Francisco González Cruz
Todo está limpio y en su lugar, la mesa tendida, las camas vestidas, los muebles en su sitio, la grama cortada y las matas recién regadas, muchas en flor. Todo como si en pocos momentos llegará la gente. Así está “El pueblo que tanto di” allá en La Loma del Medio, en las faldas de la Cordillera de Trujillo, al pie de la Teta de Niquitao. Y así están cientos de hoteles y posadas a lo largo y ancho del país, en espera que la normalidad regrese.
Hay casas cerradas, mantenidas por vecinos o parientes, y las hay ya abandonadas al paso del tiempo donde la esperanza también emigró. Allí están los fogones esperando fuego, los juguetes a quienes divertir, las camas a quien las destienda, los libros a quienes los abran y los lean. Hay casas muertas como las describió Miguel Enrique Otero, pero también las hay con todo ordenado como “para que tú, al volver, no encuentres nada extraño” al decir de la canción de Juan Gabriel.
Pero así también están pueblos enteros, antes bulliciosos ahora un tanto tristes, con sus plazas y lugares de encuentro medio vacíos, los bares con poca clientela y apenas los templos convocan a rezar por los que se fueron y por los que aún se quedan. Las sementeras en barbecho, las fincas sin los dueños y unos pocos trabajadores, la agricultura en crisis.

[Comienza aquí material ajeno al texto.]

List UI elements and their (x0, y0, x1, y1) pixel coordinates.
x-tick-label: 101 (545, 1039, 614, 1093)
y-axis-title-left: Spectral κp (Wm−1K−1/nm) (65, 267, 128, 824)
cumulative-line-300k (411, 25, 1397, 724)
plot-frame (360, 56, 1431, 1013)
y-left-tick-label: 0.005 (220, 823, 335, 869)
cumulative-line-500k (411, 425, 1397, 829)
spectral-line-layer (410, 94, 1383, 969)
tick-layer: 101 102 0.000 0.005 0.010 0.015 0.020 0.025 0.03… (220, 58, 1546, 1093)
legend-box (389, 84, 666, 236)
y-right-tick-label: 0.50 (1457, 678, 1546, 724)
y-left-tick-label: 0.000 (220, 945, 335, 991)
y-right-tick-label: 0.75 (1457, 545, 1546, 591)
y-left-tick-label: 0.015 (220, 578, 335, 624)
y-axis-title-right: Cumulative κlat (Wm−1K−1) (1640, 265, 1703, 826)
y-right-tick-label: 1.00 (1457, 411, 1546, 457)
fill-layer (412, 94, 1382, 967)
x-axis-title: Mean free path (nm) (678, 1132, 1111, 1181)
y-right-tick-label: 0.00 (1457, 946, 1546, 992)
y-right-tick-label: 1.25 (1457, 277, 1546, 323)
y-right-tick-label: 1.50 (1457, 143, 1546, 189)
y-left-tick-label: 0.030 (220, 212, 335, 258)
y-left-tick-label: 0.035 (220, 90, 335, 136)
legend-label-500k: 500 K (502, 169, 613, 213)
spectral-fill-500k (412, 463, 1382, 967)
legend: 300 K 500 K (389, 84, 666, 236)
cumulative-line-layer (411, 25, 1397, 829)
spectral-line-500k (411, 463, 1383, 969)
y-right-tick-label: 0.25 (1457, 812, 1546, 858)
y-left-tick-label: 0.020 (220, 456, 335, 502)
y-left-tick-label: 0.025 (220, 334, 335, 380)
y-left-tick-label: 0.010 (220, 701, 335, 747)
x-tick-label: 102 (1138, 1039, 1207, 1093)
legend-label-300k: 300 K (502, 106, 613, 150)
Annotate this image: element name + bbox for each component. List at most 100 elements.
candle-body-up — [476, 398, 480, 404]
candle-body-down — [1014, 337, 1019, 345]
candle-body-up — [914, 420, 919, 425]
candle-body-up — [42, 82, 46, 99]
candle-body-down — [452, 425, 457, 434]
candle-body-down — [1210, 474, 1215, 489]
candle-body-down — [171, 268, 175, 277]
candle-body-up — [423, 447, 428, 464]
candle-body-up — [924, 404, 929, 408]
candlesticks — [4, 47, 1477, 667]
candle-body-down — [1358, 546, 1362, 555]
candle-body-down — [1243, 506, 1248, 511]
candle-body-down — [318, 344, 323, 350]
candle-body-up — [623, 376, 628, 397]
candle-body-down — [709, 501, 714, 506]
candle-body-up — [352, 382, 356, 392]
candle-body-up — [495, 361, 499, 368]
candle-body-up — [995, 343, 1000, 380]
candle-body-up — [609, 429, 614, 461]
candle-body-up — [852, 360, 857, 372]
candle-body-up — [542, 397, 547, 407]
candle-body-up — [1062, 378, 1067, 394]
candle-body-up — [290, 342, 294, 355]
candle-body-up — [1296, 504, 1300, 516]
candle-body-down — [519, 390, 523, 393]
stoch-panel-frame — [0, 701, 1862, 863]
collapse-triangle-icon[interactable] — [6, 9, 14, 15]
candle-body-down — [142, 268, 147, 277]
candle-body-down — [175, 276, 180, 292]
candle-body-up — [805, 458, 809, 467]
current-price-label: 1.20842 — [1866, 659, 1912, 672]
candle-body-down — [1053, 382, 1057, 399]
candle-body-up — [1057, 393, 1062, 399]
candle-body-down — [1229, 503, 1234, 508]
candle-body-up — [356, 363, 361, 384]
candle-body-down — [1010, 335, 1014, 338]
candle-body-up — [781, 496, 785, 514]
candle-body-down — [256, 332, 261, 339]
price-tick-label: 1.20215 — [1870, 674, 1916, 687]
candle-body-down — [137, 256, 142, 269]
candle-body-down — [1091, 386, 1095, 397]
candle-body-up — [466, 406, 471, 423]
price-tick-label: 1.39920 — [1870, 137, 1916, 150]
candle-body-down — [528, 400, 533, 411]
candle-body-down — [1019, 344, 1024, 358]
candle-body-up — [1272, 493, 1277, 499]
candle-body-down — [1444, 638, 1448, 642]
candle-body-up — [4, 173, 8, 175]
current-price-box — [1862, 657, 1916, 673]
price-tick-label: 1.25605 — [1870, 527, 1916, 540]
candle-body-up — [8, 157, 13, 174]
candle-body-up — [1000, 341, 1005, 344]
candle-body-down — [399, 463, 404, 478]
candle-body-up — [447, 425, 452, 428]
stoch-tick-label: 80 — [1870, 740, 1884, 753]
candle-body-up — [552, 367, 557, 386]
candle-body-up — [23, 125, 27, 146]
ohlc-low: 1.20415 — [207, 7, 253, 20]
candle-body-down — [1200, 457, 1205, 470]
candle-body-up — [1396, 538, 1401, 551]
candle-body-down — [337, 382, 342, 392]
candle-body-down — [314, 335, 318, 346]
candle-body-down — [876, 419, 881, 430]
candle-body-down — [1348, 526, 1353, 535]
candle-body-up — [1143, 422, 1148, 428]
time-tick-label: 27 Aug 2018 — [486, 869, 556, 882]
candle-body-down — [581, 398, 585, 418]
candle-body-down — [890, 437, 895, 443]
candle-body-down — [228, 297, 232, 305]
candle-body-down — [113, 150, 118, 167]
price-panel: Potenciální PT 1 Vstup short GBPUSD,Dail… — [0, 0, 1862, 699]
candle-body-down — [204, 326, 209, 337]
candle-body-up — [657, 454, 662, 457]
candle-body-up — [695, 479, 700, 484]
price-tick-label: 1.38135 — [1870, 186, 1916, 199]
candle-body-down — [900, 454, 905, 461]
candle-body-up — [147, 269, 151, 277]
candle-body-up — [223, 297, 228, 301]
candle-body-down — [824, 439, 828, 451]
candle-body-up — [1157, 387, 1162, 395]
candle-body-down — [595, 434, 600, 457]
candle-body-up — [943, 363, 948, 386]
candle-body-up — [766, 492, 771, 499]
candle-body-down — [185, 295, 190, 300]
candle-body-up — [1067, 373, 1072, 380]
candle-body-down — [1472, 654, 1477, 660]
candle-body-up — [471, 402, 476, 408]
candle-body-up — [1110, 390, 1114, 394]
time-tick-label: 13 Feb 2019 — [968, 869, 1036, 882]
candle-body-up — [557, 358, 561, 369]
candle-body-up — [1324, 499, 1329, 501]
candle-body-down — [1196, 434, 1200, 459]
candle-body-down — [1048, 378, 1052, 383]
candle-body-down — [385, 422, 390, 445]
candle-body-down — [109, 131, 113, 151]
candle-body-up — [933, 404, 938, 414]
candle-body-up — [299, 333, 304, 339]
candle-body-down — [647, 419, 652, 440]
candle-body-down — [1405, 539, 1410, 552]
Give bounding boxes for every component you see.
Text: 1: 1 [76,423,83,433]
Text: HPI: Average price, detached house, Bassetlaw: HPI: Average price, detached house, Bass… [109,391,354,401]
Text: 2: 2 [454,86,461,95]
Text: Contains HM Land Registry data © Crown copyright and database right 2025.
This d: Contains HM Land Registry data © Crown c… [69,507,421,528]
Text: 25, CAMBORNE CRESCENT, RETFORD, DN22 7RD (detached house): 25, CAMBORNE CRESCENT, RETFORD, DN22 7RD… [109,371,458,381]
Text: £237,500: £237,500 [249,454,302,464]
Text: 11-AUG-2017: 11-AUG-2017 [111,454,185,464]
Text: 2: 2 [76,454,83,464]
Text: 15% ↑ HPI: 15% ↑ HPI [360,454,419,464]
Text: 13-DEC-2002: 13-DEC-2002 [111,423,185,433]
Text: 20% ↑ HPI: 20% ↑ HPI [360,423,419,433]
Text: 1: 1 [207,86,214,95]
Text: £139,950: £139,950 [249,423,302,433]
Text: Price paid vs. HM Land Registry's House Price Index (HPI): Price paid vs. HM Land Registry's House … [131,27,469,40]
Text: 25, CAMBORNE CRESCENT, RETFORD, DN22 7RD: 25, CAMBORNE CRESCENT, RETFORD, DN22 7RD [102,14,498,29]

Las zonas industriales son un deprimente espectáculo de galpones cerrados, unos ya en ruinas y otros con buen mantenimiento, esperando la reactivación económica que todos los años se promete y todos los años se incumple, por la sencilla razón de que donde no existe confianza, no hay inversión.
Existen aquí y allá iniciativas que se salvan del desastre a punta de creatividad y esfuerzo: agricultores, comerciantes industriales y artesanos, profesores y maestros, choferes, amas de casa y paremos de contar que dan cara a los malos tiempos y con mucho trabajo sobreviven con dignidad. En todas partes se ven estos milagros de perseverancia.
Por otra parte, existen una especie de “islas” de actividad, donde el derroche impera, con lujos ofensivos, vehículos de alta gama, y gordos bebiendo y comiendo con un grosero exhibicionismo. Es la otra cara de la moneda, la de la desigualdad extrema de unos que por enchufados disfrutan de las mieles del poder y la corrupción, y la enorme mayoría que pasa necesidades.
La esperanza es lo último que se pierde, dice el refrán. Y por todos los pueblos y ciudades, caminos y carreteras se abre una esperanza al paso de una mujer valiente y sabia, que predica la transformación de un país dispuesto a ser mejor. Luchando y convocando para que culmine la espera y se den inicio a las nuevas realidades. Se llama María Corina.